A study was conducted to evaluate the in vitro genetic toxicity of the test substance, C18-unsatd. DEA, in a mouse lymphoma assay. The cells were exposed for 4 h to concentrations of 1.25, 2.5, 5 and 7.5 nL/ mL without metabolic activation and 2.5, 5, 7.5, 10 and 15 nL/ mL with metabolic activation in Trial 1. Cells were treated with test substance for 4 h at 52, 3, 4, 6, 8 and 12 nL/ mL without metabolic activation and 2.5, 5, 7.5, 10, 15 and 20 nL/ mL with metabolic activation in Trial 2. Cells were treated with test substance for 4 h at 3, 4, 6, 8, 12, 15 and 20 nL/ mL without metabolic activation in Trial 3. 6 X106 cells in triplicate cultures medium were exposed to the test substance (either in the presence or absence of metabolic activation), positive control and solvent control for 4 h. After a 48 h expression period, cells were plated for selection of TFT-resistant cells and cloning efficiency. The plates were scored after an incubation period of 10 to 12 d at 37±1°C in 5% CO2. Under the conditions of the study, no increase in the frequency of mutant colonies of L5178Y mouse lymphoma cells was noted after exposure to test substance, with or without S9 (NTP, 1999).

In vivo

Mouse micronucleus assay

A study was conducted to evaluate the in vivo genetic toxicity of the test substance, C18-unsatd. DEA, in a micronucleus assay. The substance was applied dermally in mice for 13 weeks at 0, 50, 100, 200, 400 and 800 mg/kg bw. Peripheral blood samples were obtained from male and female animals, and smears were immediately prepared and fixed in absolute methanol. Under the study conditions, the test substance did not increase the frequencies of micronucleated normochromatic erythrocytes (NCEs) in peripheral blood of both male and female mice at the end of 13 weeks (NTP, 2001).

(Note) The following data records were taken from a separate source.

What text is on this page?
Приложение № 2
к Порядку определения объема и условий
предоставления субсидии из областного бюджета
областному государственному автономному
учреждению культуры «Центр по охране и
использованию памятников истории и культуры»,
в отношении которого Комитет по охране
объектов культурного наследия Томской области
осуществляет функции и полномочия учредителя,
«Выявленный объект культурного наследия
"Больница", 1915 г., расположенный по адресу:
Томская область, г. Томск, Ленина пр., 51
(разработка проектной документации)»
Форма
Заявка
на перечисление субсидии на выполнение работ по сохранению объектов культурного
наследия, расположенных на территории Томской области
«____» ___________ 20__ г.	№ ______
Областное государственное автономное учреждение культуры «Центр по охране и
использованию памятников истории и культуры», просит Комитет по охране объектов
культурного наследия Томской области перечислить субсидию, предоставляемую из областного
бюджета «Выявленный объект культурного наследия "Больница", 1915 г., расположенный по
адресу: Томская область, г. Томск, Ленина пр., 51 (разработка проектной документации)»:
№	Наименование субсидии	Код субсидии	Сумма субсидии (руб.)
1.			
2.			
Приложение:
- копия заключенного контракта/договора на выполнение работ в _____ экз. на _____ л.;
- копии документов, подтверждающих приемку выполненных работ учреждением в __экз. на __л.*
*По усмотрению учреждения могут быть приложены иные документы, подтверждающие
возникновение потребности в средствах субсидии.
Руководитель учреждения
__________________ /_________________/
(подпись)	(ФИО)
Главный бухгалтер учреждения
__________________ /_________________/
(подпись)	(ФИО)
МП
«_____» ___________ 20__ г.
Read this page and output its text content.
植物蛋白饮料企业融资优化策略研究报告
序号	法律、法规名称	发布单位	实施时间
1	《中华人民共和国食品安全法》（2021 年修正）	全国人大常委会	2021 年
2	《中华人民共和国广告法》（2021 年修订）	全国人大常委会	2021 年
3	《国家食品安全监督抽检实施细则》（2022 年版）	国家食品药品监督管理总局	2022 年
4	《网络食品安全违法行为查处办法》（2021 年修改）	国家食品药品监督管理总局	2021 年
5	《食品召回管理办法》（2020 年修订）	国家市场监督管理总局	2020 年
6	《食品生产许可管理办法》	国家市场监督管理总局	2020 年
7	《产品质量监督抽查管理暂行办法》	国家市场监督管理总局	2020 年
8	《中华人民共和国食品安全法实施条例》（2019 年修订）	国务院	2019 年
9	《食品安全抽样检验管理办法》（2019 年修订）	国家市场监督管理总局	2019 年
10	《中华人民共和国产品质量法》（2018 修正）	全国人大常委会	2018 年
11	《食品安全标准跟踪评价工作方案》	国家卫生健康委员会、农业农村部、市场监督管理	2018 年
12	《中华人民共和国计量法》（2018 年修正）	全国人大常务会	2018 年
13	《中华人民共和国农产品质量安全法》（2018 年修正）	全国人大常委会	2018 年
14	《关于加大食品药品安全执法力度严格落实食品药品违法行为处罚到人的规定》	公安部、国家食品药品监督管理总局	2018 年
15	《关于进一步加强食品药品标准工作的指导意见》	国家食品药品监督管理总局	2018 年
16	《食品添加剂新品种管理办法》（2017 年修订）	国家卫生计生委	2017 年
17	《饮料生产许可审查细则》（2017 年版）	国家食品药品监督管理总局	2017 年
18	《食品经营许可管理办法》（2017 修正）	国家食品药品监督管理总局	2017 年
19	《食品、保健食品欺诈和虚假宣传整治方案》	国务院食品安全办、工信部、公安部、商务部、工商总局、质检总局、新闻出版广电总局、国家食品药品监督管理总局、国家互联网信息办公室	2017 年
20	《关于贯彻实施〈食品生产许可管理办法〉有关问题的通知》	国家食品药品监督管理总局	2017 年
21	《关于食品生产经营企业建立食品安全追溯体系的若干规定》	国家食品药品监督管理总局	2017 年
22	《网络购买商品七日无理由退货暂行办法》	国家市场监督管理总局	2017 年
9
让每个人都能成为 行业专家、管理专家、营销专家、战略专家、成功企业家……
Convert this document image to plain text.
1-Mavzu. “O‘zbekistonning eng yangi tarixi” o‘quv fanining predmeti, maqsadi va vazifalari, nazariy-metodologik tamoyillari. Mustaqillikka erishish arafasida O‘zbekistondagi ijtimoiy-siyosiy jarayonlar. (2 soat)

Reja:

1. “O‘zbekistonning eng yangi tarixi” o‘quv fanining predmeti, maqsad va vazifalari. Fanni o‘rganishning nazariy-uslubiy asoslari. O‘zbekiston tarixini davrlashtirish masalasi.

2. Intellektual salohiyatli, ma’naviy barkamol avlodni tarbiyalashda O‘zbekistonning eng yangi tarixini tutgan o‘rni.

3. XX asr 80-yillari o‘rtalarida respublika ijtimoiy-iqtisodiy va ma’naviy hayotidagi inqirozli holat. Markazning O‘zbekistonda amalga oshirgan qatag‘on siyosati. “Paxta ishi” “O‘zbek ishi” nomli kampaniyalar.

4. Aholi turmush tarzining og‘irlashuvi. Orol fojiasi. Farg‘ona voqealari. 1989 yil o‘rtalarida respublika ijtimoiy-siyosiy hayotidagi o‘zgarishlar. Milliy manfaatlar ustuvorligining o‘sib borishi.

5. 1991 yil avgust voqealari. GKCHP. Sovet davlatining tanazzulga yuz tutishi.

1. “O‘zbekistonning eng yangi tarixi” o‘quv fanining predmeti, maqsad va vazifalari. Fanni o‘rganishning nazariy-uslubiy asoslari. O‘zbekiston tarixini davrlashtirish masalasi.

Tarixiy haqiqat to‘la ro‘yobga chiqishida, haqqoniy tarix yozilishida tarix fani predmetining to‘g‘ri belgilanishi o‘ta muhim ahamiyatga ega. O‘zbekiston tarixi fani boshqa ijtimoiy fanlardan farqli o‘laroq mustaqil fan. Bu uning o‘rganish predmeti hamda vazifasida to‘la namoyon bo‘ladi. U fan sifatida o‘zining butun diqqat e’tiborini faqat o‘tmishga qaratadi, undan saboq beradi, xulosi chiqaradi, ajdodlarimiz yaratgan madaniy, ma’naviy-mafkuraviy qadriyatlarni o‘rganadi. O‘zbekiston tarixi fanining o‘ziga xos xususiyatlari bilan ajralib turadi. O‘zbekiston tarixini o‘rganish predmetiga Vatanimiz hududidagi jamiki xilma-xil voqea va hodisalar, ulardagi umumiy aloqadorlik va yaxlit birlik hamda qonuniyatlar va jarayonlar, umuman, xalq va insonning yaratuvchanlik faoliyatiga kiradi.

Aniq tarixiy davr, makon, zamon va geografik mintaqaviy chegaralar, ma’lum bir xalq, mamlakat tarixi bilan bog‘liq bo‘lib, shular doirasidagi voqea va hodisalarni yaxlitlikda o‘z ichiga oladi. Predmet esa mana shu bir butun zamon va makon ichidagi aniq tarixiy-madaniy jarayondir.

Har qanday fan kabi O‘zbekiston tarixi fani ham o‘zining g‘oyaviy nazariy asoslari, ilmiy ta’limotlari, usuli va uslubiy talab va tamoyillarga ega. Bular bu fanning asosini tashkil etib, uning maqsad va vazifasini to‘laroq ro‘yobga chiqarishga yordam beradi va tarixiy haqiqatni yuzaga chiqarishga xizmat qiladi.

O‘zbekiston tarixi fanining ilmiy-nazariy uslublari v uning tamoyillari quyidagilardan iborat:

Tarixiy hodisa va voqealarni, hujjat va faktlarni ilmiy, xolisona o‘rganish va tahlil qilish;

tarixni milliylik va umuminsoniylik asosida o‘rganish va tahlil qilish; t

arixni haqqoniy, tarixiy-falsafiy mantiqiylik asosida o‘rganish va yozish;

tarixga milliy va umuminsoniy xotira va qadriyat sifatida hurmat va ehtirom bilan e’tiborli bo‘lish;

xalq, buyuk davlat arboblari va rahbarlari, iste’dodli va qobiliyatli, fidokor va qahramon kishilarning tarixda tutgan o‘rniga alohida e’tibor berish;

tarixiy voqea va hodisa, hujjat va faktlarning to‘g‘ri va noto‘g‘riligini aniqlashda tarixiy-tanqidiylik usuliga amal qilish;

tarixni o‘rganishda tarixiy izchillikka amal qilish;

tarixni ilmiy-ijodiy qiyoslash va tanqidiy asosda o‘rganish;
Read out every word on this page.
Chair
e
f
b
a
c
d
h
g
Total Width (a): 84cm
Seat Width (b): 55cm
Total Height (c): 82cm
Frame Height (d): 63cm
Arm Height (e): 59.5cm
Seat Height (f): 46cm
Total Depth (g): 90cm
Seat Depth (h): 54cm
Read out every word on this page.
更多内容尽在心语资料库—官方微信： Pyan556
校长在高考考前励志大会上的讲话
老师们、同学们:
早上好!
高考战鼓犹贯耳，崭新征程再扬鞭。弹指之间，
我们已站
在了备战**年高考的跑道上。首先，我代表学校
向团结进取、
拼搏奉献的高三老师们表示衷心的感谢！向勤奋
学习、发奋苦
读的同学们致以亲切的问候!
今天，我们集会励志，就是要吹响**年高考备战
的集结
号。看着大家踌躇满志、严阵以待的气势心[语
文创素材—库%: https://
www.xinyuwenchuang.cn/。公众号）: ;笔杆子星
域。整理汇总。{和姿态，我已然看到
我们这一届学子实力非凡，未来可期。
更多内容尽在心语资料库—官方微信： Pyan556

Justification for classification or non-classification

The absence of mutagenic and clastogenic effects in short-termin vitroandin vivogenetic toxicity tests on C18-unsatd. DEA and the read across substance C8-18 and C18-unsatd. DEA suggests that the substance does not have genotoxic potential. Therefore, no classification for this endpoint is warranted according to CLP (EC 1272/2008) criteria.